Suddenly, Geylang has become the constituency to watch.
But Fatimah’s constituents have made posts regularly in her Facebook..
“I have been observing the prostitutes for the past six months and this time there is a mix of Chinese and Vietnamese girls loitering around after 10 pm. Can you please help?” wrote Francis Chan in October 2011.
A similar complaint was posted in Malay by Bujang Teruna in June 2012.
“It is like Vietnam here. The Singapore government, please stop prostitution around the area. There are more and more Chinese and Vietnamese girls. We have children and parents dining here while these girls stand next to them.”
Then this year, the latest complaint came in January with a picture of Vietnamese prostitutes loitering the streets.
Prostitution was not the only problem. Some residents complained about paint being splashed. Apparently Shamini Thilarajah, the resident who complained, never heard back from the police after she made a police report.
Fatima went to Parliament in 2012 to get some action. Deputy PM and Home Affairs Ministers responded with a terse line: “The crime situation has remained stable.”

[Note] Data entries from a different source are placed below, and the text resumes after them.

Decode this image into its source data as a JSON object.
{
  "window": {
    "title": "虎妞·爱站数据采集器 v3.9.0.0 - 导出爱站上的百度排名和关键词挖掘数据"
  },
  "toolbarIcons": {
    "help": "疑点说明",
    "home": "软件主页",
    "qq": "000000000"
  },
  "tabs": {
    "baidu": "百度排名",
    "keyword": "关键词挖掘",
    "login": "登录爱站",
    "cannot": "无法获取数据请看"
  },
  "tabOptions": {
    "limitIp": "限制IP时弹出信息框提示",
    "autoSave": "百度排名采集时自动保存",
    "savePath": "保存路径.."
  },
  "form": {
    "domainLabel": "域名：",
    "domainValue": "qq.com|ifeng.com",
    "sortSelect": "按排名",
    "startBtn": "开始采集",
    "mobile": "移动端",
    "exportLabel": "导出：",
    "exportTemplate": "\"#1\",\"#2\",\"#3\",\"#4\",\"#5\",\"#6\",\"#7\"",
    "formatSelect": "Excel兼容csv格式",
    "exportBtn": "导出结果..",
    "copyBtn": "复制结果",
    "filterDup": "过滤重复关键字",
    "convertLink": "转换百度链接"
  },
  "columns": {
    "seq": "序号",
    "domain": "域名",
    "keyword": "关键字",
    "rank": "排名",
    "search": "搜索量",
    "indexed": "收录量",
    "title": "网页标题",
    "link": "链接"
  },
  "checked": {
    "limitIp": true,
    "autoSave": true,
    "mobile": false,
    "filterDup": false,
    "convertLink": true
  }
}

After the Police Commissioner’s statement, Fatimah took to Facebook on Tuesday with these words:
“As an action-oriented person who expects results, I have indeed waited very long for higher authorities to effect the change. Hundreds of hours of meeting police, anti-vice agencies and yet I am still waiting for their concrete action plan.
“If prostitution has to continue, keep it systematic, clean, indoors, organised, regulated properly.”
She ended by saying: “I will do what I have to do as the people’s representative even if it takes a long time… I have the stamina.”
Immediately after Fatimah went public with her frustrations, about 50 residents responded.
One commentator on Fatimah’s Facebook page said: “When negotiations and letters fail, going public is the way to go.’’
But why is it that an elected representative and a lawmaker has to resort to a Facebook post to shame the authorities into action, asked film maker and activist Martyn See.
See said the debate about Geylang’s atrocities is not only about crime and prostitution. It is about MPs not having their voices heard in Parliament.
Fatimah is not the only politician who was ignored in Parliament.
In 2006, Workers’ Party’s Sylvia Lim warned that the police force lacked manpower, but her speech remained, well, a speech. If her words were heeded, maybe, just maybe, the police would not have suffered such a colossal embarrassment in Little India.
It is a scary thought. If MPs are not heard in Parliament, imagine the plight of the ordinary citizen.